Input:  S = {"001", "01101", "010"}
Output: 0011010  

Input:  S = {"geeks", "quiz", "for"}
Output: geeksquizfor

Input:  S = {"catg", "ctaagt", "gcta", "ttca", "atgcatc"}
Output: gctaagttcatgcatc

1) Let S be the set of given strings.
   S = {s1, s2, ... sn}

2) Universe for Set Cover problem is S (We need
   to find a superstring that has every string
   as substring)

3) Let us initialize subsets to be considered for universe as
     Subsets =  {{s1}, {s2}, ... {sn}}
   Cost of every subset is length of string in it.

3) For all pairs of strings si and sj in S,
     If si and sj overlap
      a) Construct a string rijk where k is
         the maximum overlap between the two.
      b) Add the set represented by rijk to Subsets,
           i.e., Subsets = Subsets U Set(rijk)
         The set represented by rijk is the set 
         of all strings which are substring of it.
         Cost of the subset is length of rijk.

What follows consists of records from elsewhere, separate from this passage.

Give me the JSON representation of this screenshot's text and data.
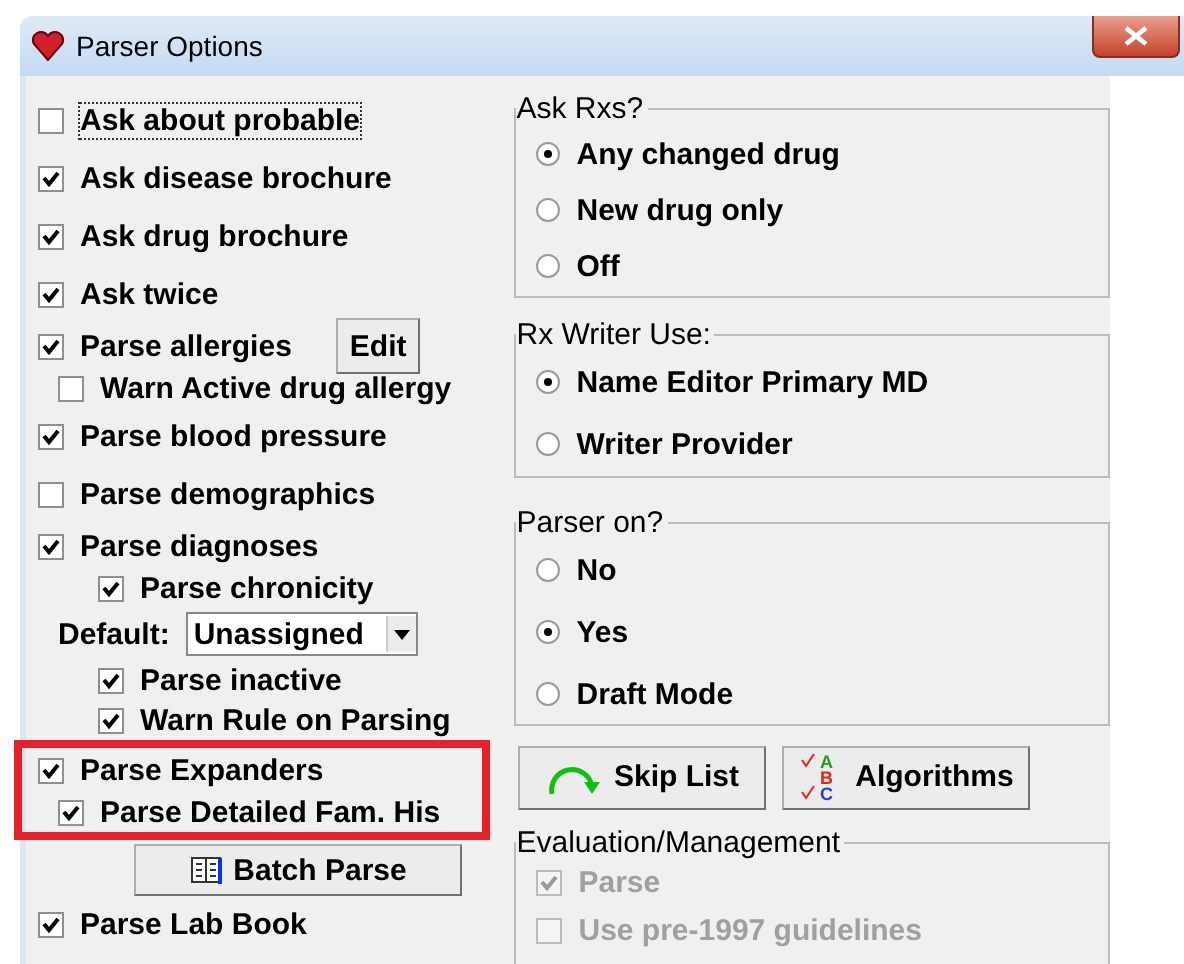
{
  "window": {
    "title": "Parser Options"
  },
  "left_options": [
    {
      "kind": "checkbox",
      "label": "Ask about probable",
      "checked": false,
      "focused": true
    },
    {
      "kind": "checkbox",
      "label": "Ask disease brochure",
      "checked": true
    },
    {
      "kind": "checkbox",
      "label": "Ask drug brochure",
      "checked": true
    },
    {
      "kind": "checkbox",
      "label": "Ask twice",
      "checked": true
    },
    {
      "kind": "checkbox",
      "label": "Parse allergies",
      "checked": true,
      "button": "Edit",
      "children": [
        {
          "kind": "checkbox",
          "label": "Warn Active drug allergy",
          "checked": false
        }
      ]
    },
    {
      "kind": "checkbox",
      "label": "Parse blood pressure",
      "checked": true
    },
    {
      "kind": "checkbox",
      "label": "Parse demographics",
      "checked": false
    },
    {
      "kind": "checkbox",
      "label": "Parse diagnoses",
      "checked": true,
      "children": [
        {
          "kind": "checkbox",
          "label": "Parse chronicity",
          "checked": true
        },
        {
          "kind": "dropdown",
          "label": "Default:",
          "value": "Unassigned"
        },
        {
          "kind": "checkbox",
          "label": "Parse inactive",
          "checked": true
        },
        {
          "kind": "checkbox",
          "label": "Warn Rule on Parsing",
          "checked": true
        }
      ]
    },
    {
      "kind": "checkbox",
      "label": "Parse Expanders",
      "checked": true,
      "highlighted": true,
      "children": [
        {
          "kind": "checkbox",
          "label": "Parse Detailed Fam. His",
          "checked": true
        }
      ]
    },
    {
      "kind": "button",
      "label": "Batch Parse"
    },
    {
      "kind": "checkbox",
      "label": "Parse Lab Book",
      "checked": true
    }
  ],
  "groups": [
    {
      "title": "Ask Rxs?",
      "options": [
        {
          "label": "Any changed drug",
          "selected": true
        },
        {
          "label": "New drug only",
          "selected": false
        },
        {
          "label": "Off",
          "selected": false
        }
      ]
    },
    {
      "title": "Rx Writer Use:",
      "options": [
        {
          "label": "Name Editor Primary MD",
          "selected": true
        },
        {
          "label": "Writer Provider",
          "selected": false
        }
      ]
    },
    {
      "title": "Parser on?",
      "options": [
        {
          "label": "No",
          "selected": false
        },
        {
          "label": "Yes",
          "selected": true
        },
        {
          "label": "Draft Mode",
          "selected": false
        }
      ]
    }
  ],
  "buttons": [
    {
      "kind": "skip",
      "label": "Skip List"
    },
    {
      "kind": "algorithms",
      "label": "Algorithms",
      "icon_letters": [
        "A",
        "B",
        "C"
      ]
    }
  ],
  "evaluation": {
    "title": "Evaluation/Management",
    "options": [
      {
        "label": "Parse",
        "checked": true,
        "disabled": true
      },
      {
        "label": "Use pre-1997 guidelines",
        "checked": false,
        "disabled": true
      }
    ]
  }
}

4) Now problem is transformed to Set Cover, we can 
   run Greedy Set Cover approximate algorithm to find
   set cover of S using Subsets.  Cost of every element in
   Subsets is length of string in it.

S = {s1, s2, s3}.
s1 = "001"
s2 = "01101"
s3 = "010"

[Combination of s1 and s2 with 2 overlapping characters]
r122 = 001101 

[Combination of s1 and s3 with 2 overlapping characters]
r132 = 0010 

Similarly,
r232 = 011010
r311 = 01001
r321 = 0101101

Now set cover problem becomes as following:

Universe to cover is {s1, s2, s3}

Subsets of the universe and their costs :

{s1}, cost 3 (length of s1)
{s2}, cost 5 (length of s2)
{s3}, cost 5 (length of s3)

set(r122), cost 6 (length of r122)
The set r122 represents all strings which are
substrings of r122. 
Therefore set(r122) = {s1, s2}

set(r132), cost 3 (length of r132)
The subset r132 represents all strings which are
substrings of r132
Therefore set(r132) = {s1, s3}

Similarly there are more subsets for set(r232), 
set(r311), and set(r321).

So we have a set cover problem with universe and subsets
of universe with costs associated with every subset.